The geneticist Stanley Gartler told his audience at the Conference on Cell Tissue and Organ Culture that they had a huge, huge problem: whether they realized it or not, all their cell cultures were contaminated by HeLa.
He discovered this when he was running an experiment with the most commonly used cell cultures and found that they contained a genetic marker exclusive to black Americans.
And a more amazing realization: HeLa could float through the air on dust particles. So no matter how much scientists thought they were controlling contamination, HeLa hitched a ride on anything and everything.
Once the cells landed, they colonized everything.
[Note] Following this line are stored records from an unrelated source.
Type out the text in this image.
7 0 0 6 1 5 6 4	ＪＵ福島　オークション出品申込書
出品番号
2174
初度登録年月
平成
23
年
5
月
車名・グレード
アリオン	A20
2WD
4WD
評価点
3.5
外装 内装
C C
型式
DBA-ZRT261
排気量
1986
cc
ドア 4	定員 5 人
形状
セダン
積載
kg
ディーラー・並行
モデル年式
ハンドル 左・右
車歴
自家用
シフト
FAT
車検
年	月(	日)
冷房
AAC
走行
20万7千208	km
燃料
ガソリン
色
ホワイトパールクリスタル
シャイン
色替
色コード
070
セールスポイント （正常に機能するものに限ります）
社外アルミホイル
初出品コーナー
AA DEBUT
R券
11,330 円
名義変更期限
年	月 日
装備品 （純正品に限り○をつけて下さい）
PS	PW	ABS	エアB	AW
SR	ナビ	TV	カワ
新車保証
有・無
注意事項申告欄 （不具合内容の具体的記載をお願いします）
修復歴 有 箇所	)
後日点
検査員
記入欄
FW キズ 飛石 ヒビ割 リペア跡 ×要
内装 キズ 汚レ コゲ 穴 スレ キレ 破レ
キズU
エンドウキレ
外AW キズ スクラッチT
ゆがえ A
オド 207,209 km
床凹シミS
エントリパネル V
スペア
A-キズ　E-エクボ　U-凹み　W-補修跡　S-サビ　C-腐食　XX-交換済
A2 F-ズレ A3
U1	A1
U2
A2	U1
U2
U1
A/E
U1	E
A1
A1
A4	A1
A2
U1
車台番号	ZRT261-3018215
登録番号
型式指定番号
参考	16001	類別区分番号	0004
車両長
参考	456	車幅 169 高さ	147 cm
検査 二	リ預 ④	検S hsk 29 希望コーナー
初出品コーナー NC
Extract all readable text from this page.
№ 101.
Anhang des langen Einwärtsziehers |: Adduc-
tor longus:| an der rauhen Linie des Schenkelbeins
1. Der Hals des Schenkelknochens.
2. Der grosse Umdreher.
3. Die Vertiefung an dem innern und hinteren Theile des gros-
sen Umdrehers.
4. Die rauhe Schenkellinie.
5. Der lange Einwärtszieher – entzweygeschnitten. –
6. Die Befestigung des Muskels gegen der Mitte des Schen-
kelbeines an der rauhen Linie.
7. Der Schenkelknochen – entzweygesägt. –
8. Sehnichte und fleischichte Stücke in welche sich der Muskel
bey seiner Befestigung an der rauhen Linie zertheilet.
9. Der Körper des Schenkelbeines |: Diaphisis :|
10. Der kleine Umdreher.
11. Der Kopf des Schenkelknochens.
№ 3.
The scientists lost their minds. If this was true, all of their research on specialized cell tissues meant nothing, since all the cells they worked on were really HeLa.
Gartler also explained that six of the contaminated lines came from the ATCC, the very vault that was meant to maintain pure cell lines.
He offered another piece to the puzzle: few new cell lines had grown since the scientific community consciously tried to stop cross-species contamination. Once HeLa wasn't doing its thing in the culture dishes, cells wouldn't grow.
It really was like Gartler had dropped a bomb in the room. And the scientists weren't happy. They were in denial and tried to attack his methods.
But when they went back to their labs and tested their cultures, they found the same rare genetic marker that Gartler found in his own cell cultures.
And Hyatt, the guy who accidentally grew cancer on the Navy dude's arm, found that his skin cell culture had been contaminated with HeLa cells, even though he had none in his lab.
Scientists Robert Stevenson and others decided to develop genetic tests to detect the presence of HeLa cells.
Skloot tells us that it's this test that brought Henrietta's family back into the HeLa story.